Udawalawe National Park was created to provide a sanctuary for wild animals displaced by the construction of the Udawalawe reservoir on the Walawe River. Today it is an important habitat for Sri Lankan elephants, which are relatively easy to see in their open habitat. Many elephants are attracted to the park because of the reservoir, with a herd of about 250 believed to be permanently resident. Udawalawe is also a good bird watching site.
Yala National Park is the most visited and second largest national park in Sri Lanka. It is situated in the southeast region of the country and covers 979 km² (378 sq mi). Yala is a wildlife sanctuary best known for its variety of wild animals. 215 bird species, 46 reptile species and 44 mammal species are resident in Yala and it has one of the highest leopard densities in the world.

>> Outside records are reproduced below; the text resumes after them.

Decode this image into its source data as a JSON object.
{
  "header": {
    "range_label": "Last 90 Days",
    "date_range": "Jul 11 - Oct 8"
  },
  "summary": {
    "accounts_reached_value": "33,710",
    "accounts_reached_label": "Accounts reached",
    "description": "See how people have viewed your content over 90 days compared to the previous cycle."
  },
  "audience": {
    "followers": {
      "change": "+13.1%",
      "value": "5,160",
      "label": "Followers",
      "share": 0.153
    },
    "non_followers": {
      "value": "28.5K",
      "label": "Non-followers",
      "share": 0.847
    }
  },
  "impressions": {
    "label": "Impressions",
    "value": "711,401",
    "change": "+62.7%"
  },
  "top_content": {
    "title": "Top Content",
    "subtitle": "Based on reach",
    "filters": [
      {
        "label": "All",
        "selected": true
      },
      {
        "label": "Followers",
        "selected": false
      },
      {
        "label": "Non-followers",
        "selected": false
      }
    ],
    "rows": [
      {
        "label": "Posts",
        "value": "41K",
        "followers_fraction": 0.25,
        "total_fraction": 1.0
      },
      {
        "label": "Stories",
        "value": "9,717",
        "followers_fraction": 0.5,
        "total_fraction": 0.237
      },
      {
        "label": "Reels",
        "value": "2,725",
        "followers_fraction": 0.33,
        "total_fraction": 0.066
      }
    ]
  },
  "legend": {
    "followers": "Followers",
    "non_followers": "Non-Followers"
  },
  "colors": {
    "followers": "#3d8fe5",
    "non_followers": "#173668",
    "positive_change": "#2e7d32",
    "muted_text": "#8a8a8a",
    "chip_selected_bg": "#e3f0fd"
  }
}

Sinharaja Rainforest is a biodiversity hotspot of international significance and has been designated a World Heritage Site by UNESCO. It is a treasure trove of endemic species, including trees, insects, amphibians, reptiles, birds and mammals but because of the dense vegetation, wildlife is not as easily seen as in dry-zone national parks.

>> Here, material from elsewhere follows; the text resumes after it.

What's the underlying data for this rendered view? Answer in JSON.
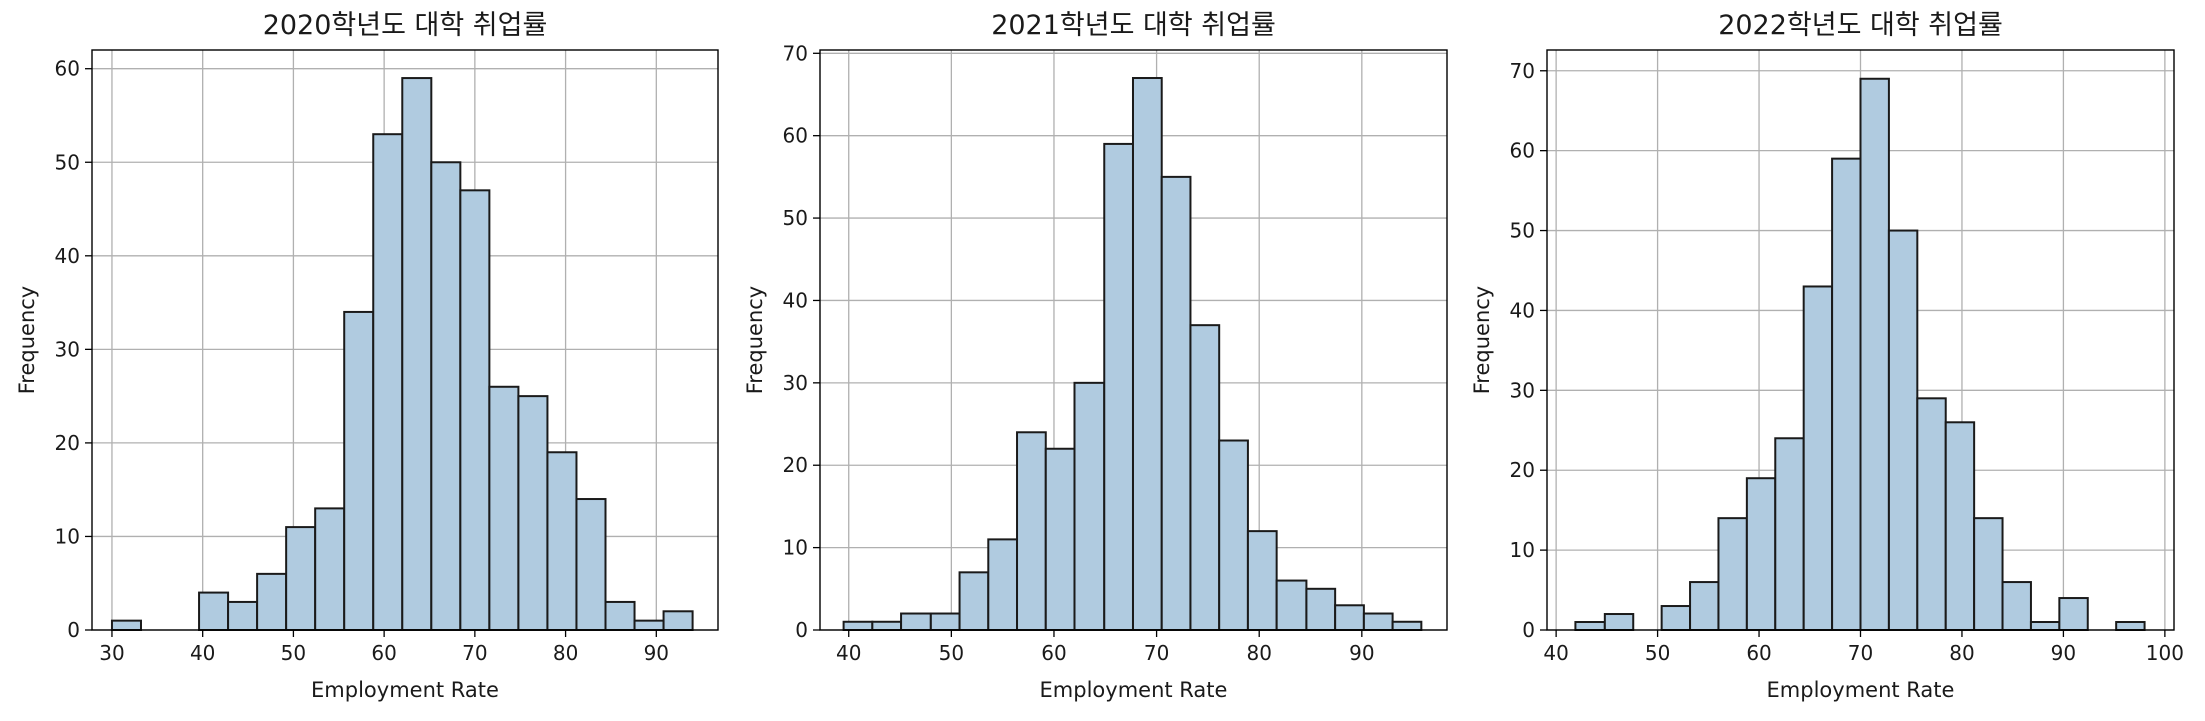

Dolphin and Whale watching is also possible in Sri Lanka as its waters are very rich in cetacean species with twenty seven species being recorded to date. One hundred and five river systems contribute a steady nutrient flow to the ocean. This together with continual upwelling at the edge of the continental shelf creates ideal conditions to support a food chain all year round in the warm tropical waters. However, to see marine mammals, location and time is all important.